Suelen decir, en el extranjero, que los mexicanos no le tememos a la muerte y algo de razón lleva esta sentencia si bien, en el fondo, nos sentimos muy distante de ella cuando lanzamos bravuconadas o nos creemos tan fuertes como para poder superar el aullido de los lobos que nos mordisquean a cada rato. En el fondo recreamos la imagen de la parca no con la risueña aplicación de Posada, el eterno grabador, sino más bien con los pelos de punta, fresco el grito de las adolescentes, conteniendo el impulso a visitar cementerios y osarios porque no sea que tal nos invite a quedarnos. Nunca se sabe, entre una reunión de amigos, para quién es la última vez.

Por eso hablaba, tras el drama de Tlahuelilpan apenas hace unos días, sobre la fragilidad de la vida y la línea imperceptible entre la realidad y la asfixiante incertidumbre sobre lo que hay después de la muerte, cuando ya no se tiene defensa terrenal y solo podemos acogernos a la fe, cualquieras que sean nuestras creencias o incluso el agnosticismo de algunos. Pero morimos y pensamos que únicamente lo haremos del todo cuando no haya nadie quien nos recuerde; ¡si meditáramos sobre lo fácil del olvido, el temor a dejar la tierra sería mucho mayor aunque nos llovieran cataratas de apaciguamiento para el alma atormentada! Y no tomamos en cuenta que si ésta sufre es porque existe y si tal es, el concepto de eternidad es profundo y cierto. (El Alma También Enferma, Fundación Loret de Mola, 2014).

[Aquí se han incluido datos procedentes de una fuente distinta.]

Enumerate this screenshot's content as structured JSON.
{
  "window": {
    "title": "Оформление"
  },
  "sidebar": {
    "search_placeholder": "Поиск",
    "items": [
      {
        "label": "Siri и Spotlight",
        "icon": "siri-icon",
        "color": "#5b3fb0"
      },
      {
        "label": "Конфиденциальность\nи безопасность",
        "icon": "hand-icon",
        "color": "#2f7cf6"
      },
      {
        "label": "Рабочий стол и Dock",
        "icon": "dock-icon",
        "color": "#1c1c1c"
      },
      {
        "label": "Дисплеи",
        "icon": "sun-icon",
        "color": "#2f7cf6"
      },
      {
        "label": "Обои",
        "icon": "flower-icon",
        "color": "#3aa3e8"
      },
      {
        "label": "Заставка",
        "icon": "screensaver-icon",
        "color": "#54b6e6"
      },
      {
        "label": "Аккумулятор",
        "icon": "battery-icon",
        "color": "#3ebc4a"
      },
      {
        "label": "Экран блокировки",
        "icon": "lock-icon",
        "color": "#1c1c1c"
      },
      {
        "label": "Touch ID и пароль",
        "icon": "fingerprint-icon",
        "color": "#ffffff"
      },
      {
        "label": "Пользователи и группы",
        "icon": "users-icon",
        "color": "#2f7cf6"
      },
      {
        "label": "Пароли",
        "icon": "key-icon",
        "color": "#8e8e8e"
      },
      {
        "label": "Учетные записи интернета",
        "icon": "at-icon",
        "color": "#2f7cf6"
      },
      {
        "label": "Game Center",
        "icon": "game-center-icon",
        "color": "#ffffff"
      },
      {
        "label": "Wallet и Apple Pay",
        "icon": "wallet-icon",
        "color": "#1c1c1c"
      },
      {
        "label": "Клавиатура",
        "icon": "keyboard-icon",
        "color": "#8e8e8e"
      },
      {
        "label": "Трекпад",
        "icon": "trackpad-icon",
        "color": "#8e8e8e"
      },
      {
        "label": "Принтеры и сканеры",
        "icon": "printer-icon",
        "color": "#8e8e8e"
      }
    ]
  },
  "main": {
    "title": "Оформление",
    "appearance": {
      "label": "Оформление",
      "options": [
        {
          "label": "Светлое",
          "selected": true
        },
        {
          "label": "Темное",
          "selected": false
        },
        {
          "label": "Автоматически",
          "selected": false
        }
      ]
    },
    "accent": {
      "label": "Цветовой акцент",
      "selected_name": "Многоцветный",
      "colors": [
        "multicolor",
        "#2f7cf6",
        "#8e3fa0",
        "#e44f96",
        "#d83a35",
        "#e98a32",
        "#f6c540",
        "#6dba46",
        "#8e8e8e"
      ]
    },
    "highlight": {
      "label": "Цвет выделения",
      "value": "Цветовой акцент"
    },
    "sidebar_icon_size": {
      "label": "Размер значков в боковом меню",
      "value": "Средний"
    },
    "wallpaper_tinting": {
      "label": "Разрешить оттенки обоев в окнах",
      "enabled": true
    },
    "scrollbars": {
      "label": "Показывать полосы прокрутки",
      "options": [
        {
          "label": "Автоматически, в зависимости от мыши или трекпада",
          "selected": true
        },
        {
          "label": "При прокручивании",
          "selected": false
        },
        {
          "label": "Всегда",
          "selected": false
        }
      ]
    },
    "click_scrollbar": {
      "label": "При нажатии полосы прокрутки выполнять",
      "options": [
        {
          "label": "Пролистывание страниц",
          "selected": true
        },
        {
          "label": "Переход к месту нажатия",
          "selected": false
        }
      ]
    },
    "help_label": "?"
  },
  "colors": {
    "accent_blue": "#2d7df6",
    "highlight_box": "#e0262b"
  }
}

Todo esto deriva sobre la sencilla manera de olvidar de los gobiernos, no hablo solo del mexicano, cuando se trata de tirar paletadas sobre la sepultura de los grandes dramas, como el Tlahuelilpan, Hidalgo. Fueron sumándose cadáveres calcinados hasta llegar a poco más del centenar, ya pocos recuerdan a los 500 o más fallecidos en las explosiones de San Juan Ixhuatepec –San Juanico–, en 1984, o la atrocidad de los estallidos en calles céntricas de Guadalajara en 1992 con saldo de 325 víctimas. A veces hablamos de los niños quemados –49– en la guardería ABC de Hermosillo para que no olvidemos que Margarita, la del nuevo partido, tendrá siempre las manos manchadas de sangre infantil; igual que los esbirros de fox y su cómplice, Germán Larrea Mota-Velasco, responsables directos del horror de la mina Pasta de Conchos, en Coahuila, en febrero de 2006… cuando vicente ni siquiera se paró en el lugar, desdeñando a los muertos.

No se dan cuenta que los espíritus errantes son los de quienes son y fueron responsables, los siniestros terroristas de todos los tiempos que han saboteado al país y ahora se esconden tras los veneros del huachicoleo.